I probably wasn't of much help, but if I think of anything else I'll be sure to let you know. Best of luck!

brandann said...

thank-you! i can't get susanstriker.com to open, but i tracked it down through amazon...love it! great suggestion! i do understand that coloring books don't = bad...i just tend to avoid them...we find plenty of ways to be creative w/o them

The Snobographer said...

Well I'm sure you'll find her a nice robot toy and that will be fine for right now.
The MOMA online store has some good, gender-neutral, intellectually stimulating toys. They can be a bit pricey though. UNICEF.org has quite an extensive toy catalog too.
You don't say exactly how old your niece is. She may be at a point where, if she's never shown an interest in Barbie so far, she may never will.
I think Barbie-type-toys, when offered in good feminist faith, are okay. If you can steer clear of the excessive pink and the Disney Princess stuff. A non-pink Barbie house, far superior to the pink plastic thing found in stores, can be made easily and inexpensively with an old set of bookshelves. It's actually a really fun project.
Dolls like Barbie encourage girls to fantasize about their futures as independent adults. Skip the princessy-froo-froo and that's totally feminist friendly.
I don't know if they still make "Happy To Be Me" dolls, but their body proportions aren't as insane as Barbie's.

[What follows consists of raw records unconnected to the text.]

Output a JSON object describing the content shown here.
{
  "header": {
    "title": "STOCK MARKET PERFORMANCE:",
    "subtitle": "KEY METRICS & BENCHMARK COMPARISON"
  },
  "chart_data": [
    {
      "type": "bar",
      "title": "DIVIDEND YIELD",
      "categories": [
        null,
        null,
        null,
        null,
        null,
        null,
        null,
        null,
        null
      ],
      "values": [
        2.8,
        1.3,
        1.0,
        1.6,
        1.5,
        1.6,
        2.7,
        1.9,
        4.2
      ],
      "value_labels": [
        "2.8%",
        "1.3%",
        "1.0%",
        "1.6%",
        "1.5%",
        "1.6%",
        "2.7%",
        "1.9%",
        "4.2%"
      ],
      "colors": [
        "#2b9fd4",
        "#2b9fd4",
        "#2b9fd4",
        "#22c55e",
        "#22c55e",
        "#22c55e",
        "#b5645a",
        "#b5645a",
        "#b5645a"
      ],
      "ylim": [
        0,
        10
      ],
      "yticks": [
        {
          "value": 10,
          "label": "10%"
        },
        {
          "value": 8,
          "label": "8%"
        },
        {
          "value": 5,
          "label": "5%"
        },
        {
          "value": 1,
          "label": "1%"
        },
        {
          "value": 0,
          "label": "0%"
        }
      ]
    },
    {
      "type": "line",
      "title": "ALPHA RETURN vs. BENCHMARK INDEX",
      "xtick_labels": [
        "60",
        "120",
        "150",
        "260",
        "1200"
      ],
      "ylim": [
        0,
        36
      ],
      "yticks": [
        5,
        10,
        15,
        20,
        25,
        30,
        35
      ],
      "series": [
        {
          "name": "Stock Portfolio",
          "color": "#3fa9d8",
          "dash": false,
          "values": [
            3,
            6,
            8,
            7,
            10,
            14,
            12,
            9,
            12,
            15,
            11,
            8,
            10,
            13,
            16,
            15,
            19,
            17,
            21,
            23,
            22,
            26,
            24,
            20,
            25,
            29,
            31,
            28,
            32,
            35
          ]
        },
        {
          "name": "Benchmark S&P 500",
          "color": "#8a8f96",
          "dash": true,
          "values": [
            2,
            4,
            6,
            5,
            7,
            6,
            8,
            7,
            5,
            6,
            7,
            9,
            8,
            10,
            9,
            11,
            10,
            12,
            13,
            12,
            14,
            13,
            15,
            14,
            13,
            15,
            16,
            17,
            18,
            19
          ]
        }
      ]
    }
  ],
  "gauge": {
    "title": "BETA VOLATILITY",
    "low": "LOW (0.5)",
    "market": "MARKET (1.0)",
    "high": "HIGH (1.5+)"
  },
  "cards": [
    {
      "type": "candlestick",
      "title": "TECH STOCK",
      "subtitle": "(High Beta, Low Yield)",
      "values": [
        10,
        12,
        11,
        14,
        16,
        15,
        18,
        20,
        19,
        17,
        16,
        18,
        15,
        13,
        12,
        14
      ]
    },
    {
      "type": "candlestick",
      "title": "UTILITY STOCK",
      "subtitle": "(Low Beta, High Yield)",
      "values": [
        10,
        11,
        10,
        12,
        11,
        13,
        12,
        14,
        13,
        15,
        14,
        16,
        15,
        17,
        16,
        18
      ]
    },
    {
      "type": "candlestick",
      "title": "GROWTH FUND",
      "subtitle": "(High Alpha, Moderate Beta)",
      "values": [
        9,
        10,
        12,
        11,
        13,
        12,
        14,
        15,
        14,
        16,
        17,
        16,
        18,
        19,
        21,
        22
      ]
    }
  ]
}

Do NOT buy Bratz! Ever! I don't know what those things are supposed to look like.

cme said...

I may be too late for this round of gifting, but I have some suggestions:

* Like several other people, I try for books, stuffed animals, building toys or craft supplies.

* Board or card games that you're willing to play with them, or puzzles (not jigsaw puzzles, 3d puzzles- the-take-apart-and-put-back-together kind) If you go looking at the sort of store that sells high-quality desk tosy for adult,s you can often find cool things kids can do too. For the really young kids, you can get the "move things back and forth" puzzles that a lot of doctors' offices have these days (I got one from Ikea for $7).

* I suggest American Science and Surplus ( www.sciplus.com ) as a place with great service that sells lots of cheap, strange things. They have weird toys, puzzles, parts and kits, tools, and lab-quality scientific equipment (for you, or for when the kids get old enough for it).

* Music might work, and it doesn't even have to be childish music, necessarily.

* As a kid, the gifts I loved most were ones that made me feel more grown-up. Getting art supplies that were decent quality instead of little-kid grade, for instance, or books that were slightly "older" than the ones I had been reading, or the gift of an outing or a shopping trip with that friend or relative and *without* my parents, or the afore-mentioned music. I think one of the keys here is that these gifts helped me develop preferences and opinions that were my own, not just inherited from my family. (One year a family friend took me to the Ritz for High Tea, and that was So Cool. I also had one aunt who was was presciently psychic- she'd get me things that seemed strange or unappealing on opening that I shortly realized were *wonderful*- many of those were the gifts that made me feel like I was growing up.) Obviously, this works better with kids who are at least in grade school.